3. Talk about what the Military World and the BioHealth World could learn from each other.

This is a great subject, one that I could talk about for days! In my opinion, the most important lesson for both populations is the knowledge of how complementary they are to each other.

The biohealth world vitally needs leaders who have first-hand knowledge of the importance of the products being made. The amount of potential that a transitioning veteran has for an organization is immense, especially if the organization understands the many different opportunities that veterans can use to augment their professional capabilities. Free training and certifications such as Lean Six Sigma, human resources, and Project Management, access to the G.I. Bill, tax incentives, and free internship opportunities are just the tip of the iceberg. Knowing the value of creating veteran talent pipelines is definitely a vital lesson our industry needs.

Conversely, the military community needs to know about the vast amount of possible careers that are available to them in the life sciences industries. The transition from military to civilian life can be very difficult, but having a fulfilling mission like “To protect and enhance life” really helped me to embrace that transition rather than fight against it. What I found after starting to work at Emergent was how many veterans there already were in the biohealth industries-and almost to the person, they all had just sort of stumbled upon the industry and fallen in love with it. It really made me think of how much more we could be if we established something more to help transitioning service members know that such a career is a viable option.

4. You’re an advocate for Veterans. Tell us more about that and how others can support your work.

I am an advocate for veterans not just because I am one. The loss of a driving mission that often occurs when a servicemember departs the service can be a terrible load that directly contributes to the veteran suicide epidemic. It is important to understand that this should not be viewed as a negative aspect: we care about making a difference for others so much that the absence or loss of that ability can be too much to bear.

Others can support that work by learning about the many ways companies can support both transitioning veterans and the veterans already within their workforce: find those veterans in your workforce and learn their stories; help create veteran resource groups within your organizations; learn about veterans service organizations and choose a few to support as an organization; create a veteran hiring outreach program, and definitely learn everything you can about how to use the Department of Defense SkillBridge program-a free internship program for transitioning service members that organizations can use to create that veteran hiring pipeline I mentioned.

5. What are you interested in that most people haven’t heard of? Tell us about it.

I am in my last year of graduate school, pursuing a Master’s in Science in the field of Industrial and Organizational Psychology. When people hear the term “I/O psychology,” their response is usually, “Oh cool! Uh, what is that, exactly?”

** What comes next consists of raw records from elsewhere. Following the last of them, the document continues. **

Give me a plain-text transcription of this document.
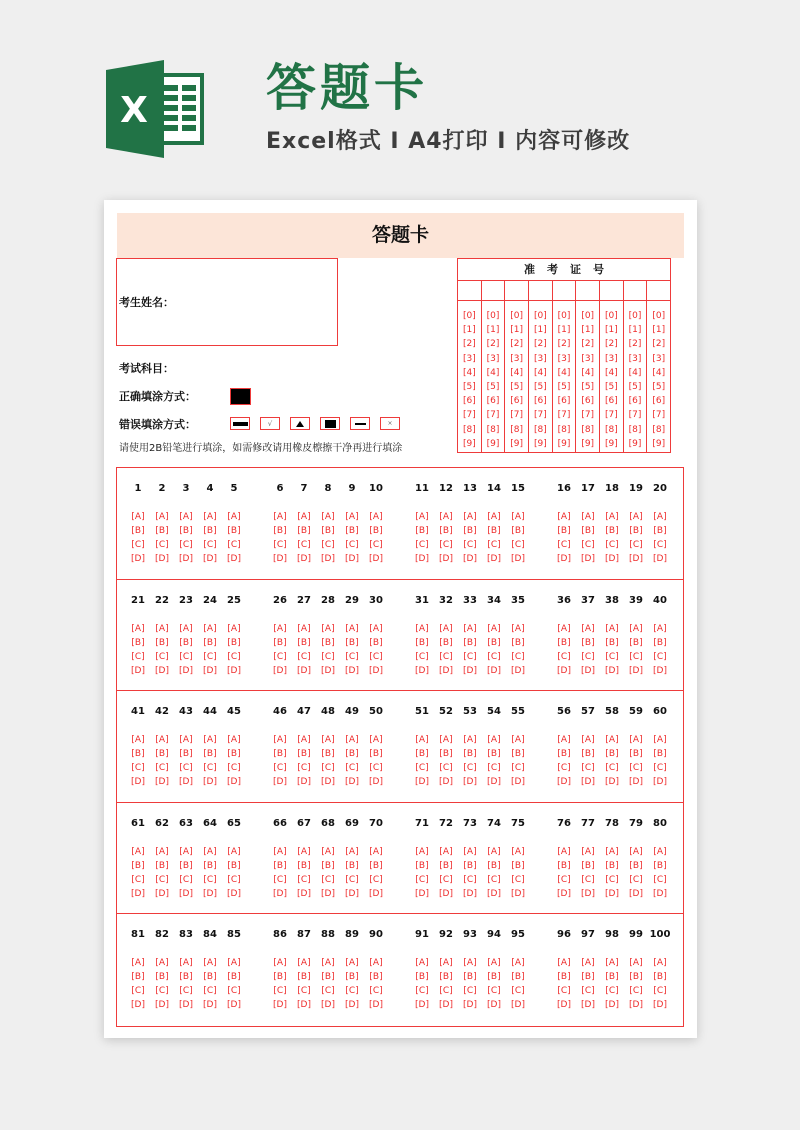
X 答题卡
Excel格式 I A4打印 I 内容可修改
答题卡
考生姓名：
考试科目：
正确填涂方式：
错误填涂方式：	√	×
请使用2B铅笔进行填涂，如需修改请用橡皮檫擦干净再进行填涂
准考证号
[0]
[1]
[2]
[3]
[4]
[5]
[6]
[7]
[8]
[9]
[0]
[1]
[2]
[3]
[4]
[5]
[6]
[7]
[8]
[9]
[0]
[1]
[2]
[3]
[4]
[5]
[6]
[7]
[8]
[9]
[0]
[1]
[2]
[3]
[4]
[5]
[6]
[7]
[8]
[9]
[0]
[1]
[2]
[3]
[4]
[5]
[6]
[7]
[8]
[9]
[0]
[1]
[2]
[3]
[4]
[5]
[6]
[7]
[8]
[9]
[0]
[1]
[2]
[3]
[4]
[5]
[6]
[7]
[8]
[9]
[0]
[1]
[2]
[3]
[4]
[5]
[6]
[7]
[8]
[9]
[0]
[1]
[2]
[3]
[4]
[5]
[6]
[7]
[8]
[9]
1
[A]
[B]
[C]
[D]
2
[A]
[B]
[C]
[D]
3
[A]
[B]
[C]
[D]
4
[A]
[B]
[C]
[D]
5
[A]
[B]
[C]
[D]
6
[A]
[B]
[C]
[D]
7
[A]
[B]
[C]
[D]
8
[A]
[B]
[C]
[D]
9
[A]
[B]
[C]
[D]
10
[A]
[B]
[C]
[D]
11
[A]
[B]
[C]
[D]
12
[A]
[B]
[C]
[D]
13
[A]
[B]
[C]
[D]
14
[A]
[B]
[C]
[D]
15
[A]
[B]
[C]
[D]
16
[A]
[B]
[C]
[D]
17
[A]
[B]
[C]
[D]
18
[A]
[B]
[C]
[D]
19
[A]
[B]
[C]
[D]
20
[A]
[B]
[C]
[D]
21
[A]
[B]
[C]
[D]
22
[A]
[B]
[C]
[D]
23
[A]
[B]
[C]
[D]
24
[A]
[B]
[C]
[D]
25
[A]
[B]
[C]
[D]
26
[A]
[B]
[C]
[D]
27
[A]
[B]
[C]
[D]
28
[A]
[B]
[C]
[D]
29
[A]
[B]
[C]
[D]
30
[A]
[B]
[C]
[D]
31
[A]
[B]
[C]
[D]
32
[A]
[B]
[C]
[D]
33
[A]
[B]
[C]
[D]
34
[A]
[B]
[C]
[D]
35
[A]
[B]
[C]
[D]
36
[A]
[B]
[C]
[D]
37
[A]
[B]
[C]
[D]
38
[A]
[B]
[C]
[D]
39
[A]
[B]
[C]
[D]
40
[A]
[B]
[C]
[D]
41
[A]
[B]
[C]
[D]
42
[A]
[B]
[C]
[D]
43
[A]
[B]
[C]
[D]
44
[A]
[B]
[C]
[D]
45
[A]
[B]
[C]
[D]
46
[A]
[B]
[C]
[D]
47
[A]
[B]
[C]
[D]
48
[A]
[B]
[C]
[D]
49
[A]
[B]
[C]
[D]
50
[A]
[B]
[C]
[D]
51
[A]
[B]
[C]
[D]
52
[A]
[B]
[C]
[D]
53
[A]
[B]
[C]
[D]
54
[A]
[B]
[C]
[D]
55
[A]
[B]
[C]
[D]
56
[A]
[B]
[C]
[D]
57
[A]
[B]
[C]
[D]
58
[A]
[B]
[C]
[D]
59
[A]
[B]
[C]
[D]
60
[A]
[B]
[C]
[D]
61
[A]
[B]
[C]
[D]
62
[A]
[B]
[C]
[D]
63
[A]
[B]
[C]
[D]
64
[A]
[B]
[C]
[D]
65
[A]
[B]
[C]
[D]
66
[A]
[B]
[C]
[D]
67
[A]
[B]
[C]
[D]
68
[A]
[B]
[C]
[D]
69
[A]
[B]
[C]
[D]
70
[A]
[B]
[C]
[D]
71
[A]
[B]
[C]
[D]
72
[A]
[B]
[C]
[D]
73
[A]
[B]
[C]
[D]
74
[A]
[B]
[C]
[D]
75
[A]
[B]
[C]
[D]
76
[A]
[B]
[C]
[D]
77
[A]
[B]
[C]
[D]
78
[A]
[B]
[C]
[D]
79
[A]
[B]
[C]
[D]
80
[A]
[B]
[C]
[D]
81
[A]
[B]
[C]
[D]
82
[A]
[B]
[C]
[D]
83
[A]
[B]
[C]
[D]
84
[A]
[B]
[C]
[D]
85
[A]
[B]
[C]
[D]
86
[A]
[B]
[C]
[D]
87
[A]
[B]
[C]
[D]
88
[A]
[B]
[C]
[D]
89
[A]
[B]
[C]
[D]
90
[A]
[B]
[C]
[D]
91
[A]
[B]
[C]
[D]
92
[A]
[B]
[C]
[D]
93
[A]
[B]
[C]
[D]
94
[A]
[B]
[C]
[D]
95
[A]
[B]
[C]
[D]
96
[A]
[B]
[C]
[D]
97
[A]
[B]
[C]
[D]
98
[A]
[B]
[C]
[D]
99
[A]
[B]
[C]
[D]
100
[A]
[B]
[C]
[D]
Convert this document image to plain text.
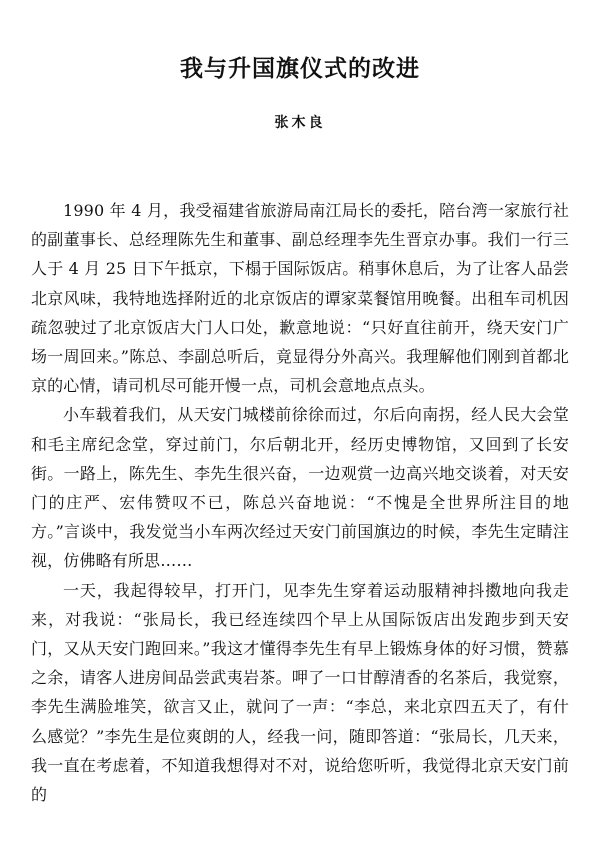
我与升国旗仪式的改进
张木良

1990 年 4 月，我受福建省旅游局南江局长的委托，陪台湾一家旅行社的副董事长、总经理陈先生和董事、副总经理李先生晋京办事。我们一行三人于 4 月 25 日下午抵京，下榻于国际饭店。稍事休息后，为了让客人品尝北京风味，我特地选择附近的北京饭店的谭家菜餐馆用晚餐。出租车司机因疏忽驶过了北京饭店大门人口处，歉意地说：“只好直往前开，绕天安门广场一周回来。”陈总、李副总听后，竟显得分外高兴。我理解他们刚到首都北京的心情，请司机尽可能开慢一点，司机会意地点点头。

小车载着我们，从天安门城楼前徐徐而过，尔后向南拐，经人民大会堂和毛主席纪念堂，穿过前门，尔后朝北开，经历史博物馆，又回到了长安街。一路上，陈先生、李先生很兴奋，一边观赏一边高兴地交谈着，对天安门的庄严、宏伟赞叹不已，陈总兴奋地说：“不愧是全世界所注目的地方。”言谈中，我发觉当小车两次经过天安门前国旗边的时候，李先生定睛注视，仿佛略有所思……

一天，我起得较早，打开门，见李先生穿着运动服精神抖擞地向我走来，对我说：“张局长，我已经连续四个早上从国际饭店出发跑步到天安门，又从天安门跑回来。”我这才懂得李先生有早上锻炼身体的好习惯，赞慕之余，请客人进房间品尝武夷岩茶。呷了一口甘醇清香的名茶后，我觉察，李先生满脸堆笑，欲言又止，就问了一声：“李总，来北京四五天了，有什么感觉？”李先生是位爽朗的人，经我一问，随即答道：“张局长，几天来，我一直在考虑着，不知道我想得对不对，说给您听听，我觉得北京天安门前的
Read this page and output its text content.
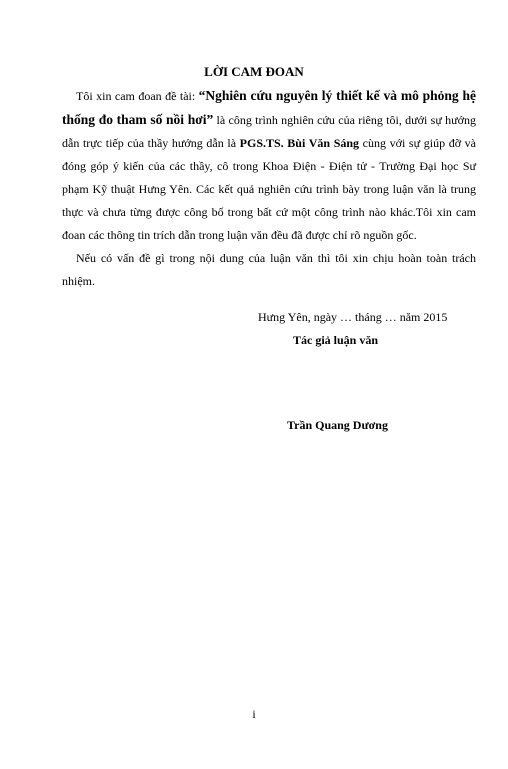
LỜI CAM ĐOAN

Tôi xin cam đoan đề tài: “Nghiên cứu nguyên lý thiết kế và mô phỏng hệ thống đo tham số nồi hơi” là công trình nghiên cứu của riêng tôi, dưới sự hướng dẫn trực tiếp của thầy hướng dẫn là PGS.TS. Bùi Văn Sáng cùng với sự giúp đỡ và đóng góp ý kiến của các thầy, cô trong Khoa Điện - Điện tử - Trường Đại học Sư phạm Kỹ thuật Hưng Yên. Các kết quả nghiên cứu trình bày trong luận văn là trung thực và chưa từng được công bố trong bất cứ một công trình nào khác.Tôi xin cam đoan các thông tin trích dẫn trong luận văn đều đã được chỉ rõ nguồn gốc.

Nếu có vấn đề gì trong nội dung của luận văn thì tôi xin chịu hoàn toàn trách nhiệm.

Hưng Yên, ngày … tháng … năm 2015
Tác giả luận văn
Trần Quang Dương
i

To me, the field of I/O Psychology is all about using scientific methodologies to help organizations and their people maximize their operations and outcomes. Like a therapist helps an individual, an I/O Psychologist treats an organization. Helping organizations and their people both reach their true potential cannot happen without both parties understanding their roles and being passionate about the mutual benefits that exist within that dynamic, so I find many rewards in developing practices that help organizations recognize the value of their employees, and that assist employees in realizing their potential and increasing their engagement with the organization.